Pane Panierino, Bread in a basket, is so called because the dough is left to rise in a basket called a banneton.
Before baking, the risen dough is turned out of the banneton onto a baking sheet or a baking stone. The ridges of the basket leave a decorative impression on the bread and also gives the loaf its round country look.
Makes 1 round loaf
1 teaspoon active dry yeast
1 1/2cup warm (110° to 115°F) water
1/3 cup Cresciuta
2 Cups fine durum semolina flour
1 - 1 1/4 cups King Arthur unbleached all-purpose flour
1/8 teaspoon fine sea salt
1 tablespoon olive oil
In a large bowl, sprinkle the yeast over 1/2 cup of the warm water and stir to dissolve. Let proof for 10 minutes, or until foamy.
Stir the cresciuta, the remaining 1 cup water, and the olive oil into the yeast mixture. Mix the semolina flour with 1 cup all-purpose flour and add it to the yeast. Mix with your hands until a ball of dough is formed, adding additional all-purpose flour if the dough seems sticky.
Turn the dough out onto a floured surface and knead with your hands for 5 minutes, or until soft and elastic.
Lightly grease a large bowl with olive oil. Place the bread in the bowl and turn to coat. Cover tightly with plastic wrap and let rise in a warm place for about 2 hours, until doubled in size.
Punch down the dough. Turn out onto a floured surface and knead for about 5 minutes.
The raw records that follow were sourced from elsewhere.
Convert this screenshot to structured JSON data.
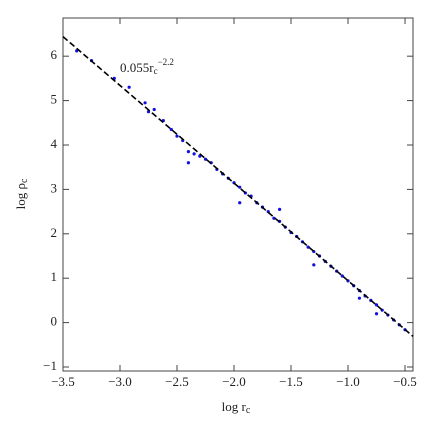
{
  "chart_data": {
    "type": "scatter",
    "x_label": {
      "main": "log r",
      "sub": "c"
    },
    "y_label": {
      "main": "log ρ",
      "sub": "c"
    },
    "annotation": {
      "main": "0.055r",
      "sub": "c",
      "sup": "−2.2"
    },
    "xlim": [
      -3.5,
      -0.43
    ],
    "ylim": [
      -1.09,
      6.86
    ],
    "xticks": [
      {
        "value": -3.5,
        "label": "−3.5"
      },
      {
        "value": -3.0,
        "label": "−3.0"
      },
      {
        "value": -2.5,
        "label": "−2.5"
      },
      {
        "value": -2.0,
        "label": "−2.0"
      },
      {
        "value": -1.5,
        "label": "−1.5"
      },
      {
        "value": -1.0,
        "label": "−1.0"
      },
      {
        "value": -0.5,
        "label": "−0.5"
      }
    ],
    "yticks": [
      {
        "value": -1,
        "label": "−1"
      },
      0,
      1,
      2,
      3,
      4,
      5,
      6
    ],
    "series": [
      {
        "color": "#1010e0",
        "x": [
          -3.38,
          -3.25,
          -3.05,
          -2.92,
          -2.78,
          -2.75,
          -2.7,
          -2.62,
          -2.55,
          -2.5,
          -2.45,
          -2.4,
          -2.35,
          -2.3,
          -2.25,
          -2.2,
          -2.15,
          -2.1,
          -2.05,
          -2.0,
          -1.95,
          -1.9,
          -1.85,
          -1.8,
          -1.75,
          -1.7,
          -1.65,
          -1.6,
          -1.55,
          -1.5,
          -1.45,
          -1.4,
          -1.35,
          -1.3,
          -1.25,
          -1.2,
          -1.15,
          -1.1,
          -1.05,
          -1.0,
          -0.95,
          -0.9,
          -0.85,
          -0.8,
          -0.75,
          -0.7,
          -0.65,
          -0.6,
          -0.55,
          -0.5,
          -2.4,
          -1.3,
          -0.9,
          -1.95,
          -0.75,
          -1.6
        ],
        "values": [
          6.12,
          5.9,
          5.5,
          5.3,
          4.95,
          4.75,
          4.8,
          4.55,
          4.35,
          4.2,
          4.1,
          3.85,
          3.8,
          3.75,
          3.68,
          3.6,
          3.45,
          3.35,
          3.25,
          3.15,
          3.05,
          2.92,
          2.85,
          2.7,
          2.6,
          2.5,
          2.35,
          2.28,
          2.15,
          2.03,
          1.94,
          1.82,
          1.7,
          1.6,
          1.5,
          1.38,
          1.27,
          1.16,
          1.05,
          0.94,
          0.83,
          0.72,
          0.6,
          0.5,
          0.4,
          0.28,
          0.17,
          0.06,
          -0.05,
          -0.16,
          3.6,
          1.3,
          0.55,
          2.7,
          0.2,
          2.55
        ]
      }
    ],
    "fit_line": {
      "x": [
        -3.5,
        -0.43
      ],
      "values": [
        6.44,
        -0.31
      ],
      "color": "#000000",
      "dashed": true
    }
  }
}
Pinch off a piece of dough the size of a small orange, put it in a jar, cover, and refrigerate; this is your cresciuta for the next time you make this bread.
Heavily flour a 10 by 4-inch banneton (bread basket), and spread a layer of cornmeal over the bottom. Form the dough into a round loaf and place it in the basket. Let rise for about 25 minutes.
Preheat the oven to 425°F, and place a baking stone on the bottom rack to preheat for at least 20 minutes.
Sprinkle the baking stone with cornmeal. Carefully turn the dough out of the basket onto the stone. Bake for 35 to 40 minutes, or until the bread is golden brown and sounds hollow when tapped on the bottom. Cool the bread on a wire rack before slicing.
Note: To bake the bread using a cookie sheet, follow the instructions through step 5, then shape the dough into a round or oval loaf and place on a lightly greased cookie sheet to rise. Place an oven rack in the bottom third of the oven and preheat to 425°F. Bake for 40 to 45 minutes, until the bread is golden brown and sounds hollow when tapped on the bottom. Cool the bread on a wire rack before slicing.